Biden and McCarthy to Meet in Hopes of Reviving Debt Talks
President Biden and Speaker Kevin McCarthy will meet on Monday afternoon in an effort to revive talks to avert a default on the nation’s debt after negotiations faltered over the weekend.
The meeting, which is scheduled for 5:30 p.m. at the White House, comes after negotiators clashed over Republicans’ demands to cut spending in exchange for raising the debt limit. Late Sunday, Mr. Biden said he had spoken with Mr. McCarthy on the flight home from a summit meeting in Japan, saying it “went well.”
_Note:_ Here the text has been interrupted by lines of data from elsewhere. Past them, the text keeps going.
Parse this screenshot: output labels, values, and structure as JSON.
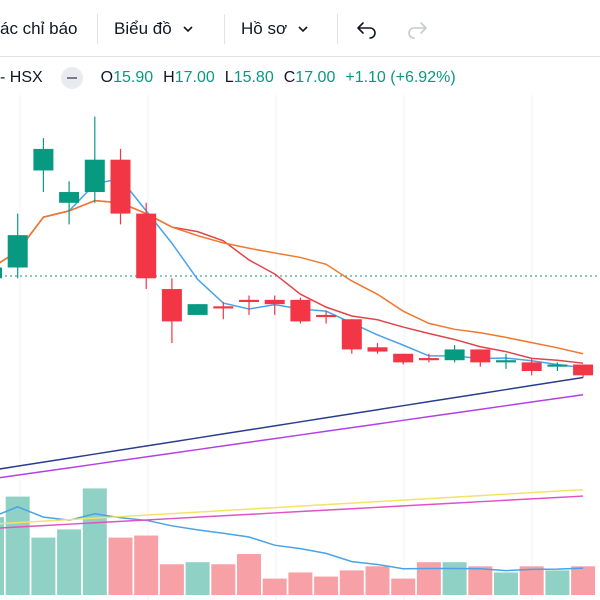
{
  "toolbar": {
    "indicators_label": "ác chỉ báo",
    "chart_type_label": "Biểu đồ",
    "profile_label": "Hồ sơ"
  },
  "legend": {
    "symbol": "- HSX",
    "open_key": "O",
    "open": "15.90",
    "high_key": "H",
    "high": "17.00",
    "low_key": "L",
    "low": "15.80",
    "close_key": "C",
    "close": "17.00",
    "change": "+1.10 (+6.92%)"
  },
  "colors": {
    "up": "#089981",
    "up_volume": "#8fd1c4",
    "down": "#f23645",
    "down_volume": "#f7a1a7",
    "ma_light_blue": "#4aa3e8",
    "ma_orange": "#f0782d",
    "ma_red": "#e0444c",
    "ma_navy": "#2a3d8f",
    "ma_purple": "#b341e8",
    "ma_yellow": "#f5e26a",
    "ma_magenta": "#e052c8"
  },
  "chart_data": {
    "type": "candlestick",
    "candles": [
      {
        "o": 15.95,
        "h": 16.05,
        "l": 15.9,
        "c": 16.0
      },
      {
        "o": 16.0,
        "h": 16.25,
        "l": 15.95,
        "c": 16.15
      },
      {
        "o": 16.45,
        "h": 16.6,
        "l": 16.35,
        "c": 16.55
      },
      {
        "o": 16.3,
        "h": 16.4,
        "l": 16.2,
        "c": 16.35
      },
      {
        "o": 16.35,
        "h": 16.7,
        "l": 16.3,
        "c": 16.5
      },
      {
        "o": 16.5,
        "h": 16.55,
        "l": 16.2,
        "c": 16.25
      },
      {
        "o": 16.25,
        "h": 16.3,
        "l": 15.9,
        "c": 15.95
      },
      {
        "o": 15.9,
        "h": 15.95,
        "l": 15.65,
        "c": 15.75
      },
      {
        "o": 15.78,
        "h": 15.83,
        "l": 15.78,
        "c": 15.83
      },
      {
        "o": 15.82,
        "h": 15.84,
        "l": 15.76,
        "c": 15.81
      },
      {
        "o": 15.85,
        "h": 15.87,
        "l": 15.78,
        "c": 15.84
      },
      {
        "o": 15.85,
        "h": 15.87,
        "l": 15.78,
        "c": 15.83
      },
      {
        "o": 15.85,
        "h": 15.86,
        "l": 15.74,
        "c": 15.75
      },
      {
        "o": 15.78,
        "h": 15.8,
        "l": 15.74,
        "c": 15.77
      },
      {
        "o": 15.76,
        "h": 15.76,
        "l": 15.6,
        "c": 15.62
      },
      {
        "o": 15.63,
        "h": 15.65,
        "l": 15.6,
        "c": 15.61
      },
      {
        "o": 15.6,
        "h": 15.6,
        "l": 15.55,
        "c": 15.56
      },
      {
        "o": 15.58,
        "h": 15.6,
        "l": 15.56,
        "c": 15.57
      },
      {
        "o": 15.57,
        "h": 15.64,
        "l": 15.56,
        "c": 15.62
      },
      {
        "o": 15.62,
        "h": 15.62,
        "l": 15.54,
        "c": 15.56
      },
      {
        "o": 15.56,
        "h": 15.6,
        "l": 15.53,
        "c": 15.57
      },
      {
        "o": 15.56,
        "h": 15.58,
        "l": 15.5,
        "c": 15.52
      },
      {
        "o": 15.54,
        "h": 15.56,
        "l": 15.52,
        "c": 15.55
      },
      {
        "o": 15.55,
        "h": 15.55,
        "l": 15.49,
        "c": 15.5
      }
    ],
    "volume": [
      38,
      48,
      28,
      32,
      52,
      28,
      29,
      15,
      16,
      15,
      20,
      8,
      11,
      9,
      12,
      14,
      8,
      16,
      16,
      14,
      11,
      14,
      12,
      14
    ]
  }
}
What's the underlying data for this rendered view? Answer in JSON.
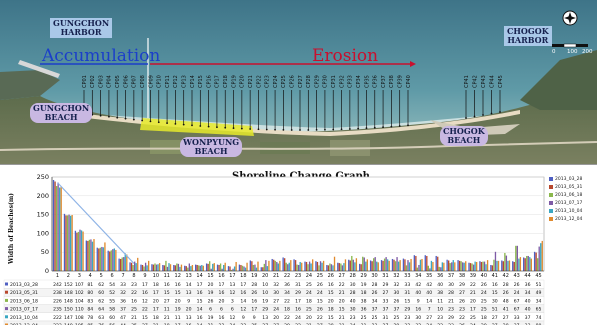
{
  "map": {
    "labels": {
      "gungchon_harbor": [
        "GUNGCHON",
        "HARBOR"
      ],
      "chogok_harbor": [
        "CHOGOK",
        "HARBOR"
      ],
      "gungchon_beach": [
        "GUNGCHON",
        "BEACH"
      ],
      "wonpyung_beach": [
        "WONPYUNG",
        "BEACH"
      ],
      "chogok_beach": [
        "CHOGOK",
        "BEACH"
      ],
      "accumulation": "Accumulation",
      "erosion": "Erosion"
    },
    "scale": {
      "start": "0",
      "mid": "100",
      "end": "200"
    },
    "left_profiles": [
      "CP01",
      "CP02",
      "CP03",
      "CP04",
      "CP05",
      "CP06",
      "CP07",
      "CP08",
      "CP09",
      "CP10",
      "CP11",
      "CP12",
      "CP13",
      "CP14",
      "CP15",
      "CP16",
      "CP17",
      "CP18",
      "CP19",
      "CP20",
      "CP21",
      "CP22",
      "CP23",
      "CP24",
      "CP25",
      "CP26",
      "CP27",
      "CP28",
      "CP29",
      "CP30",
      "CP31",
      "CP32",
      "CP33",
      "CP34",
      "CP35",
      "CP36",
      "CP37",
      "CP38",
      "CP39",
      "CP40"
    ],
    "right_profiles": [
      "CP41",
      "CP42",
      "CP43",
      "CP44",
      "CP45"
    ],
    "colors": {
      "accumulation": "#1b3fc9",
      "erosion": "#c8102e",
      "highlight": "#e6ea2c"
    }
  },
  "chart_data": {
    "type": "bar",
    "title": "Shoreline Change Graph",
    "ylabel": "Width of Beaches(m)",
    "ylim": [
      0,
      250
    ],
    "yticks": [
      0,
      50,
      100,
      150,
      200,
      250
    ],
    "categories": [
      "1",
      "2",
      "3",
      "4",
      "5",
      "6",
      "7",
      "8",
      "9",
      "10",
      "11",
      "12",
      "13",
      "14",
      "15",
      "16",
      "17",
      "18",
      "19",
      "20",
      "21",
      "22",
      "23",
      "24",
      "25",
      "26",
      "27",
      "28",
      "29",
      "30",
      "31",
      "32",
      "33",
      "34",
      "35",
      "36",
      "37",
      "38",
      "39",
      "40",
      "41",
      "42",
      "43",
      "44",
      "45"
    ],
    "series": [
      {
        "name": "2013_03_28",
        "color": "#4f5fc2",
        "values": [
          242,
          152,
          107,
          81,
          62,
          54,
          33,
          23,
          17,
          18,
          16,
          16,
          14,
          17,
          20,
          17,
          13,
          17,
          28,
          10,
          32,
          36,
          31,
          25,
          26,
          16,
          22,
          30,
          19,
          28,
          29,
          32,
          33,
          42,
          42,
          40,
          30,
          29,
          22,
          26,
          16,
          28,
          26,
          36,
          51
        ]
      },
      {
        "name": "2013_05_31",
        "color": "#b8482d",
        "values": [
          238,
          148,
          102,
          80,
          60,
          52,
          32,
          22,
          16,
          17,
          15,
          15,
          13,
          16,
          19,
          16,
          12,
          16,
          26,
          10,
          30,
          34,
          29,
          24,
          24,
          15,
          21,
          28,
          18,
          26,
          27,
          30,
          31,
          40,
          40,
          38,
          28,
          27,
          21,
          24,
          15,
          26,
          24,
          34,
          49
        ]
      },
      {
        "name": "2013_06_18",
        "color": "#8bb84c",
        "values": [
          226,
          148,
          104,
          83,
          62,
          55,
          36,
          16,
          12,
          20,
          27,
          20,
          9,
          15,
          26,
          20,
          3,
          14,
          16,
          19,
          27,
          22,
          17,
          18,
          15,
          20,
          20,
          40,
          38,
          34,
          33,
          26,
          15,
          9,
          14,
          11,
          21,
          26,
          20,
          25,
          30,
          48,
          67,
          40,
          34
        ]
      },
      {
        "name": "2013_07_17",
        "color": "#7e5aa6",
        "values": [
          235,
          150,
          110,
          84,
          64,
          58,
          37,
          25,
          22,
          17,
          11,
          19,
          20,
          14,
          6,
          6,
          6,
          12,
          17,
          29,
          24,
          18,
          16,
          25,
          26,
          18,
          15,
          30,
          36,
          37,
          37,
          37,
          29,
          16,
          7,
          10,
          23,
          23,
          17,
          25,
          51,
          41,
          67,
          40,
          65
        ]
      },
      {
        "name": "2013_10_04",
        "color": "#3aa7c2",
        "values": [
          222,
          147,
          108,
          78,
          63,
          60,
          47,
          21,
          15,
          18,
          21,
          11,
          13,
          16,
          19,
          16,
          12,
          9,
          9,
          13,
          20,
          22,
          24,
          20,
          22,
          15,
          21,
          23,
          25,
          25,
          31,
          25,
          23,
          30,
          27,
          23,
          29,
          22,
          25,
          18,
          27,
          27,
          33,
          37,
          74
        ]
      },
      {
        "name": "2013_12_04",
        "color": "#e08a2e",
        "values": [
          223,
          149,
          105,
          85,
          76,
          56,
          44,
          35,
          27,
          21,
          18,
          17,
          16,
          14,
          21,
          22,
          24,
          22,
          25,
          27,
          27,
          29,
          22,
          31,
          27,
          38,
          31,
          34,
          31,
          23,
          27,
          29,
          32,
          32,
          24,
          22,
          23,
          26,
          24,
          29,
          27,
          28,
          37,
          33,
          80
        ]
      }
    ],
    "trend_line": {
      "from": {
        "x": "1",
        "y": 235
      },
      "to": {
        "x": "8",
        "y": 20
      }
    }
  }
}
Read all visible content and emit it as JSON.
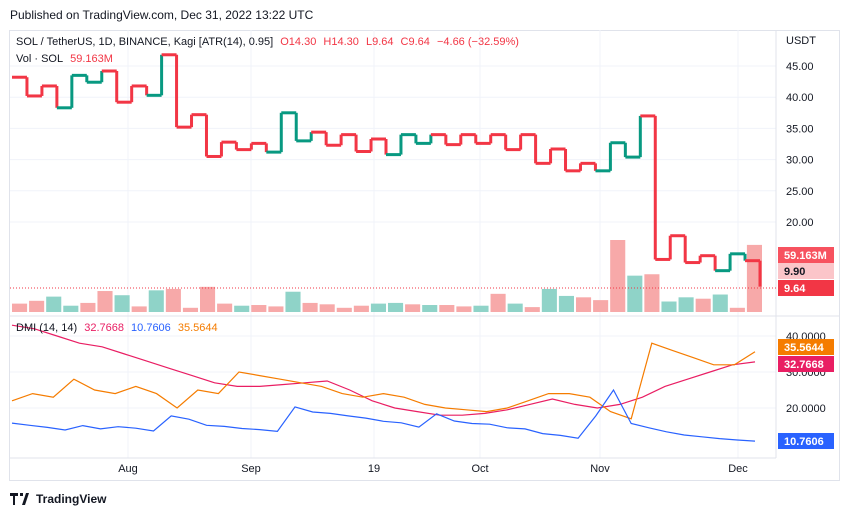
{
  "publisher": "Published on TradingView.com, Dec 31, 2022 13:22 UTC",
  "legend_main": {
    "symbol": "SOL / TetherUS, 1D, BINANCE, Kagi [ATR(14), 0.95]",
    "o": "O14.30",
    "h": "H14.30",
    "l": "L9.64",
    "c": "C9.64",
    "change": "−4.66 (−32.59%)"
  },
  "legend_vol": {
    "label": "Vol · SOL",
    "value": "59.163M"
  },
  "legend_dmi": {
    "label": "DMI (14, 14)",
    "v1": "32.7668",
    "v2": "10.7606",
    "v3": "35.5644"
  },
  "currency": "USDT",
  "brand": "TradingView",
  "colors": {
    "up": "#089981",
    "down": "#f23645",
    "adx": "#e91e63",
    "plus_di": "#f57c00",
    "minus_di": "#2962ff"
  },
  "chart_data": [
    {
      "type": "line",
      "name": "Kagi price",
      "y_ticks": [
        "45.00",
        "40.00",
        "35.00",
        "30.00",
        "25.00",
        "20.00"
      ],
      "ylim": [
        7,
        50
      ],
      "x_ticks": [
        "Aug",
        "Sep",
        "19",
        "Oct",
        "Nov",
        "Dec"
      ],
      "kagi_x": [
        0,
        1,
        2,
        3,
        4,
        5,
        6,
        7,
        8,
        9,
        10,
        11,
        12,
        13,
        14,
        15,
        16,
        17,
        18,
        19,
        20,
        21,
        22,
        23,
        24,
        25,
        26,
        27,
        28,
        29,
        30,
        31,
        32,
        33,
        34,
        35,
        36,
        37,
        38,
        39,
        40,
        41,
        42,
        43,
        44,
        45,
        46,
        47,
        48,
        49,
        50
      ],
      "kagi_y": [
        43.2,
        40.2,
        41.8,
        38.3,
        43.5,
        42.4,
        44.2,
        39.2,
        41.8,
        40.3,
        46.8,
        35.2,
        37.2,
        30.5,
        32.8,
        31.6,
        32.6,
        31.2,
        37.5,
        33.0,
        34.4,
        32.3,
        34.0,
        31.3,
        33.3,
        30.8,
        34.0,
        32.6,
        34.0,
        32.4,
        34.0,
        32.6,
        34.0,
        31.6,
        34.0,
        29.4,
        31.7,
        28.2,
        29.4,
        28.2,
        32.7,
        30.4,
        37.0,
        14.0,
        17.8,
        13.5,
        14.6,
        12.2,
        14.9,
        13.8,
        9.64
      ],
      "tags": [
        "59.163M",
        "9.90",
        "9.64"
      ]
    },
    {
      "type": "bar",
      "name": "Volume",
      "values": [
        1.2,
        1.6,
        2.2,
        0.9,
        1.3,
        3.0,
        2.4,
        0.8,
        3.1,
        3.3,
        0.6,
        3.6,
        1.2,
        0.9,
        1.0,
        0.8,
        2.9,
        1.3,
        1.1,
        0.6,
        0.9,
        1.2,
        1.3,
        1.1,
        1.0,
        1.0,
        0.8,
        0.9,
        2.6,
        1.2,
        0.7,
        3.3,
        2.3,
        2.1,
        1.7,
        10.3,
        5.2,
        5.4,
        1.5,
        2.1,
        1.9,
        2.5,
        0.6,
        9.6
      ],
      "directions": [
        "d",
        "d",
        "u",
        "u",
        "d",
        "d",
        "u",
        "d",
        "u",
        "d",
        "d",
        "d",
        "d",
        "u",
        "d",
        "d",
        "u",
        "d",
        "d",
        "d",
        "d",
        "u",
        "u",
        "d",
        "u",
        "d",
        "d",
        "u",
        "d",
        "u",
        "d",
        "u",
        "u",
        "d",
        "d",
        "d",
        "u",
        "d",
        "u",
        "u",
        "d",
        "u",
        "d",
        "d"
      ]
    },
    {
      "type": "line",
      "name": "DMI",
      "y_ticks": [
        "40.0000",
        "30.0000",
        "20.0000"
      ],
      "ylim": [
        5,
        46
      ],
      "series": [
        {
          "values": [
            43,
            42,
            40,
            38,
            37,
            35,
            33,
            31,
            29,
            27,
            26,
            26,
            26.5,
            27,
            27.5,
            25,
            22,
            20,
            19,
            18,
            18,
            18.5,
            19.5,
            21,
            22.5,
            21,
            20,
            21,
            23,
            26,
            28,
            30,
            32,
            32.8
          ]
        },
        {
          "values": [
            22,
            24,
            23,
            28,
            25,
            24,
            26,
            24,
            20,
            25,
            24,
            30,
            29,
            28,
            27,
            26,
            24,
            23,
            24,
            23,
            21,
            20,
            19.5,
            19,
            20,
            22,
            24,
            24,
            23,
            19,
            17,
            38,
            36,
            34,
            32,
            32,
            35.6
          ]
        },
        {
          "values": [
            15.8,
            15.2,
            14.6,
            13.9,
            15.1,
            14.2,
            14.8,
            14.4,
            13.6,
            17.8,
            16.9,
            15.2,
            14.9,
            14.3,
            14.0,
            13.5,
            20.3,
            18.9,
            18.5,
            17.8,
            17.2,
            16.3,
            15.9,
            14.7,
            18.4,
            16.4,
            15.7,
            15.5,
            14.5,
            14.2,
            12.9,
            12.4,
            11.6,
            17.8,
            25.0,
            15.7,
            14.5,
            13.4,
            12.5,
            12.0,
            11.5,
            11.1,
            10.8
          ]
        }
      ]
    }
  ]
}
With the United States at risk of defaulting for the first time, hopes for a breakthrough dimmed in recent days after Mr. McCarthy and his negotiators declared a “pause” to the talks. He and his aides have accused White House officials of being unreasonable and unwilling to bow to one of Republicans’ key demands: cutting spending to the previous fiscal year’s levels.
That set off a back-and-forth, with Mr. Biden’s aides countering that Republicans were backsliding on key areas of negotiation. Progressives have been pushing the president to consider invoking a clause in the 14th Amendment that would compel the government to continue issuing new debt should it run out of cash. But Mr. Biden has been openly skeptical that the measure would work.
“I’m looking at the 14th Amendment, as to whether or not we have the authority,” he said during a news conference with reporters in Hiroshima, Japan, over the weekend. “I think we have the authority. The question is: Could it be done and invoked in time that it could not — would not be appealed and, as a consequence, pass the date in question and still default on the debt.”
Mr. McCarthy sounded more upbeat on Sunday after the call with Mr. Biden, in which the two pledged to meet. The president “walked through some of the things that he’s still looking at, he’s hearing from his members; I walked through things I’m looking at,” Mr. McCarthy said. “I felt that part was productive. But look — there’s no agreement. We’re still apart.”
Chief among the outstanding issues is how much to spend overall next fiscal year on discretionary programs and how long any spending caps should be in place. The latest White House proposal would hold both military and other spending — which includes education, scientific research and environmental protection — constant from the current fiscal year to the next. Republicans have insisted that overall discretionary spending drop as they still call for increased military spending.
The number of legislative days for Congress to vote to raise the debt ceiling before the projected June 1 deadline is rapidly dwindling. Treasury Secretary Janet L. Yellen said in an interview with NBC News over the weekend that the odds of the government getting to mid-June before defaulting were “quite low.”
Once negotiators agree to a deal, it will take time to translate it into legislative text. Mr. McCarthy has promised that he will give lawmakers 72 hours to review the bill.